The small-signal equivalent circuit is shown in Figure 4.58. The output voltage is
V_{o} = g_{m} V_{gs}(R_{S} || R_{L} || r_{o})
Also
V_{i} = V_{gs} + V_{o}
or
V_{gs} = V_{i}  −  V_{o}
Therefore, the output voltage is
V_{o} = g_{m}(V_{i}  −  V_{o})(R_{S} || R_{L} || r_{o})
The small-signal voltage gain becomes
A_{v} = \frac{V_{o}}{V_{i}} = \frac{g_{m} (R_{S} || R_{L} || r_{o})}{1  +  g_{m}(R_{S} || R_{L} || r_{o})}
As a first approximation, assume r_{o} is sufficiently large for the effect of r_{o} to be neglected.
The transconductance is
g_{m} = \frac{2 I_{DSS}}{(−V_{P})} \left(1  −  \frac{V_{GS}}{V_{P}} \right) = \frac{2(12)}{4} \left(1  −  \frac{V_{GS}}{(−4)} \right)

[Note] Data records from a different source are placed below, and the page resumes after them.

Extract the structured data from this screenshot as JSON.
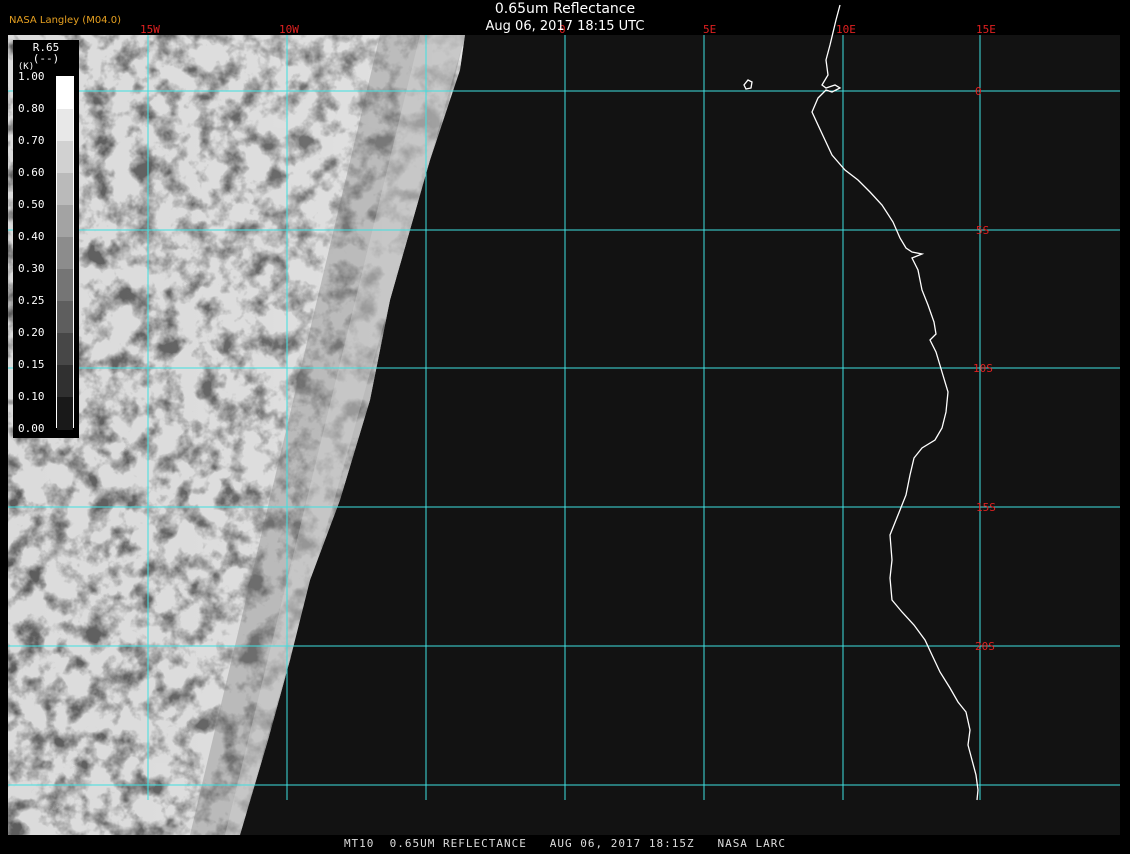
{
  "header": {
    "agency": "NASA Langley (M04.0)",
    "title": "0.65um Reflectance",
    "subtitle": "Aug 06, 2017 18:15 UTC"
  },
  "footer": {
    "text": "MT10  0.65UM REFLECTANCE   AUG 06, 2017 18:15Z   NASA LARC"
  },
  "legend": {
    "variable": "R.65",
    "units": "(--)",
    "scale_label": "(K)",
    "ticks": [
      "1.00",
      "0.80",
      "0.70",
      "0.60",
      "0.50",
      "0.40",
      "0.30",
      "0.25",
      "0.20",
      "0.15",
      "0.10",
      "0.00"
    ]
  },
  "map": {
    "lon_labels": [
      "15W",
      "10W",
      "0",
      "5E",
      "10E",
      "15E"
    ],
    "lat_labels": [
      "0",
      "5S",
      "10S",
      "15S",
      "20S"
    ],
    "colors": {
      "grid": "#3fe0e0",
      "grid_label": "#e02020",
      "coastline": "#ffffff",
      "background": "#111111"
    }
  }
}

If we pick a nominal transconductance value of g_{m} = 2  mA/V, then V_{GS} = −2.67  V and the quiescent drain current is
I_{DQ} = I_{DSS} \left(1  −  \frac{V_{GS}}{V_{P}} \right)^{2} = (12) \left(1  −  \frac{(−2.67)}{(−4)} \right)^{2} = 1.335  mA
The value of R_{S} is then determined from
R_{S} = \frac{−V_{GS}  −  (−10)}{I_{DQ}} = \frac{2.67  +  10}{1.335} = 9.49  k \Omega
Also, the value of r_{o} is
r_{o} = \frac{1}{λ I_{DQ}} = \frac{1}{(0.01)(1.335)} = 74.9  k \Omega

The small-signal voltage gain, including the effect of r_{o}, is
A_{v} = \frac{g_{m} (R_{S} || R_{L} || r_{o})}{1  +  g_{m}(R_{S} || R_{L} || r_{o})} = \frac{(2)(9.49||10||74.9)}{1  +  (2)(9.49||10||74.9)} = 0.902
Comment: This particular design meets the design criteria, but the solution is not unique.